Time in StreamInsight (III)
Part 3: Synchronizing Streams in Time
This post deals with the problem of timeliness of results for a query with multiple input steams. So far we have seen what considerations need to be made to advance time for a single input stream. The semantics of the binary operators Join and Union are such that they release events when both branches have seen CTI events. Put it more simply, it means that a query with multiple inputs will have output only when all inputs advance time.
Let us consider the implications of the above in two cases. If a query joins a stream with very frequent updates (for instance a sensor measurement) with a stream with almost no updates (e.g., reference data containing the sensor’s geographical location) we may be in a situation when the query has no output, even though it sees lots of events in one of the input streams. However, the other stream might not update for a long time. Often CTIs are generated relative to the events in the stream, and when there are no events in the stream there will not be any CTI generated. Hence, the join will issue output only according to the slower of its input.
Another situation is the union of two streams with variable input rates, i.e., one input stream with lots of events, the other with only a little. We assume in this case that the CTIs are generated as well. The frequency of output will be dictated by the slower stream.
In the two scenarios above we assume of course that the events do not have pathological timestamps, e.g., that they do not overlap and that the adapters do not emit CTIs on their own that advance time very far into the future. We do see a pattern where the slowest stream in terms of the frequency of the CTIs is dictating the frequency of output, and this is something that users might wish to avoid.
StreamInsight offers the possibility for one stream to import its CTIs from another stream. See https://msdn.microsoft.com/en-us/library/ff518502.aspx for a description of the syntax. The picture below shows how this feature should be understood. Let’s say that we have a portion of the query as follows: two input streams, Input1 and Input2, are used as input for a binary operator (e.g., Join or Union). If Input2 declares that it imports the CTIs from Input1, then StreamInsight will ensure that all the CTIs generated or enqueued by Input1 will appear to also be enqueued by Input2.
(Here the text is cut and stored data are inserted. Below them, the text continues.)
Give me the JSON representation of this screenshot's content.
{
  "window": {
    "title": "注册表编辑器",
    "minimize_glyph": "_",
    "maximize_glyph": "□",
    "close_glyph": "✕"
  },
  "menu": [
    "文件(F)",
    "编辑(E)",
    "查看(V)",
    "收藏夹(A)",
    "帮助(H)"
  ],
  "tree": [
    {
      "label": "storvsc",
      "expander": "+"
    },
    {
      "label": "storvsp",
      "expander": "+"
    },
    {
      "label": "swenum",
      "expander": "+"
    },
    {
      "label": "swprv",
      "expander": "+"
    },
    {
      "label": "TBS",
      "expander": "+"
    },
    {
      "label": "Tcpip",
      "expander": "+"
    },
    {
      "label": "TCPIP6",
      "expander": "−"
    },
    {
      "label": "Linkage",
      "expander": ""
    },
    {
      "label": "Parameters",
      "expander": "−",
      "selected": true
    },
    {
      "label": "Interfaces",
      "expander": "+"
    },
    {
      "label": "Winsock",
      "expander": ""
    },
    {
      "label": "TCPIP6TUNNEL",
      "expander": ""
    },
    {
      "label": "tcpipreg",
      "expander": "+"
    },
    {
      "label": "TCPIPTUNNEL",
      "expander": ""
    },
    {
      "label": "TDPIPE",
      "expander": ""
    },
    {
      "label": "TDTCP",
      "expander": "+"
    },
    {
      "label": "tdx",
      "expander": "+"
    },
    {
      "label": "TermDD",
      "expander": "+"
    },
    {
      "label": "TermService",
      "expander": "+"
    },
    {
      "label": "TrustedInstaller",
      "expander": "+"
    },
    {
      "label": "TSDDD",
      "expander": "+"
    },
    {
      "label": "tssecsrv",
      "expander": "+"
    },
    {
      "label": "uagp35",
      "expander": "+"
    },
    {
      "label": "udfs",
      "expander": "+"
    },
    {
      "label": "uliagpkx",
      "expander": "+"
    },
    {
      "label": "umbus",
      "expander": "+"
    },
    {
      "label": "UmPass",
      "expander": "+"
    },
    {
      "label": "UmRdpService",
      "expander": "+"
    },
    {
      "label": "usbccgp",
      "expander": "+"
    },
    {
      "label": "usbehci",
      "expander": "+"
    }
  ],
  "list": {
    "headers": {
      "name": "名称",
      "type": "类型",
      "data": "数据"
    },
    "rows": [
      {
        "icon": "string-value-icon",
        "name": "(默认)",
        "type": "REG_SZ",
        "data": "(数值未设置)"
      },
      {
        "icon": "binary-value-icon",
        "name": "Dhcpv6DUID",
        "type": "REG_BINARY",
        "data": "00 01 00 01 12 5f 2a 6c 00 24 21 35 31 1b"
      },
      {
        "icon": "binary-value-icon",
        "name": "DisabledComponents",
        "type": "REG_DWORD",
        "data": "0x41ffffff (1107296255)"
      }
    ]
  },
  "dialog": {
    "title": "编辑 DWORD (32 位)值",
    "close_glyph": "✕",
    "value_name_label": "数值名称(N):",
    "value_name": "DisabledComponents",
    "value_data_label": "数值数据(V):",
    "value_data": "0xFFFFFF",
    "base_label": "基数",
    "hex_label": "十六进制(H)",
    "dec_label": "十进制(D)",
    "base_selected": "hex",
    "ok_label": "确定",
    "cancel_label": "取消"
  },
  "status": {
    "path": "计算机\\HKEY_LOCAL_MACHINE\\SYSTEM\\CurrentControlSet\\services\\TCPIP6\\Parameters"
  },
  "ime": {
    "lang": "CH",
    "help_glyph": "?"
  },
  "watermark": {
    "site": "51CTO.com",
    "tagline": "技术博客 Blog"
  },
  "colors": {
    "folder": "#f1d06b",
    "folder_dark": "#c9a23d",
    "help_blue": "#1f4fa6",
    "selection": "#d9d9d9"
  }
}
It is possible to have circular loops of any size, e.g., to also have Input1 import the CTIs of Input2, should there be any. This would help in situations like the second use case where it is not known in advance which input stream has the fastest data rate.
There are some things to keep in mind when using this feature. Seen from the perspective of the slower input stream, there are now “arbitrary” CTIs coming from an outside source. Since we cannot lose CTI consistency some events may be dropped from the slow stream if they violate the CTI. This will happen if the two streams are not in order w.r.t. each other. When enqueueing edge events, instead of being dropped, they can be adjusted to start at the latest CTI if the user chooses AdvanceTimePolicy.Adjust.
Going back to the first user scenario of joining a sensor stream with a reference data stream, it seems natural to model the second stream as a set of edge events, and the computation is still correct even if the start edge of the event is adjusted. For the second scenario where two streams are union’ed, one needs to be careful using this feature, because outlier events in one of the stream can cause the time to advance too far and this will lead to events from the second stream being dropped. So users of this feature should look at the data characteristics of the stream before deciding whether to import CTIs.
Regards,
Ciprian Gerea